No wonder Putin got the idea that he could erase national borders, stare down the West and reconstruct the Soviet empire. (If you think this all came about because Biden withdrew from Afghanistan, you’ve missed decades of Putin’s deep-seated paranoia and crazed ambition to reassemble the U.S.S.R.)
As I write this, the unprecedented sanctions imposed by a united West have already begun to bite.
The degree to which the global economy is interdependent means there will be negative consequences for the West, as well– we have become too dependent on Russian oil and gas– but sanctions are already having huge consequences for Russia’s economy and the fortunes of the oligarchs who surround Putin. Critics who minimize the effects of the sanctions that have been leveled simply don’t recognize the extent to which Russia’s feeble economy is dependent on continued integration with the broader world.
I have no crystal ball, and no idea how this immensely dangerous conflict will turn out. Putin’s none-too-veiled nuclear threat is unnerving–after all, here in America, we’ve seen how unpredictable an unhinged President can be, and how much damage one can inflict.
On the other hand, the bravery and determination of the Ukrainians who are faced with an unprovoked assault by a much more powerful neighbor has been heartening. The courage of Ukraine’s President, who has refused to run to safety–unlike Afghan President Ashraf Ghani and his Ukrainian predecessor, Viktor Yanukovych– has been inspiring. Ukrainians fighting for genuine self-determination and political freedom are exposing the sniveling complaints of our various home-grown “freedom fighters” for the childish tantrums they are. ( Wearing a mask to protect your neighbors is not what actual tyranny looks like..)
America’s long enjoyment of relative peace and prosperity has allowed far too many of us to avoid growing up.

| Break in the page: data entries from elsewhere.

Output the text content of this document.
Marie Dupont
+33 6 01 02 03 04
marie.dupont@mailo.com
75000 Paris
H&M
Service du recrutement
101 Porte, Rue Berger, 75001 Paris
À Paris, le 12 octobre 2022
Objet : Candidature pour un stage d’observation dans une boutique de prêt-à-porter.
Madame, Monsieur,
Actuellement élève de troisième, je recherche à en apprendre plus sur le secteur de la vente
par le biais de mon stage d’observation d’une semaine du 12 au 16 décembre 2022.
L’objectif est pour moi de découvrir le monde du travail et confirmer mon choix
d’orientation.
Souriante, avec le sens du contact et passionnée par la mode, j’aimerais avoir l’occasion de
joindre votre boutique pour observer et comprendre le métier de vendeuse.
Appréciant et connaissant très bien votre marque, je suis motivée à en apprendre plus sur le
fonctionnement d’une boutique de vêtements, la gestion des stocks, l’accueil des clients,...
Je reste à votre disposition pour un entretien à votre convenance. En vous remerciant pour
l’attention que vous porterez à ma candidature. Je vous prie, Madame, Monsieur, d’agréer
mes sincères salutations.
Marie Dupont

If, as Richardson suggests, we are at a point of “paradigm shift,” I hope that shift is in the direction of maturity.
All those Putin loving “Christian warriors” need to actually read their bibles, especially 1 Corinthians 13:11. “When I was a child, I spoke as a child, I understood as a child, I thought as a child: but when I became a man, I put away childish things.”
And for those who pray– put on a mask and pray for Ukraine and its people.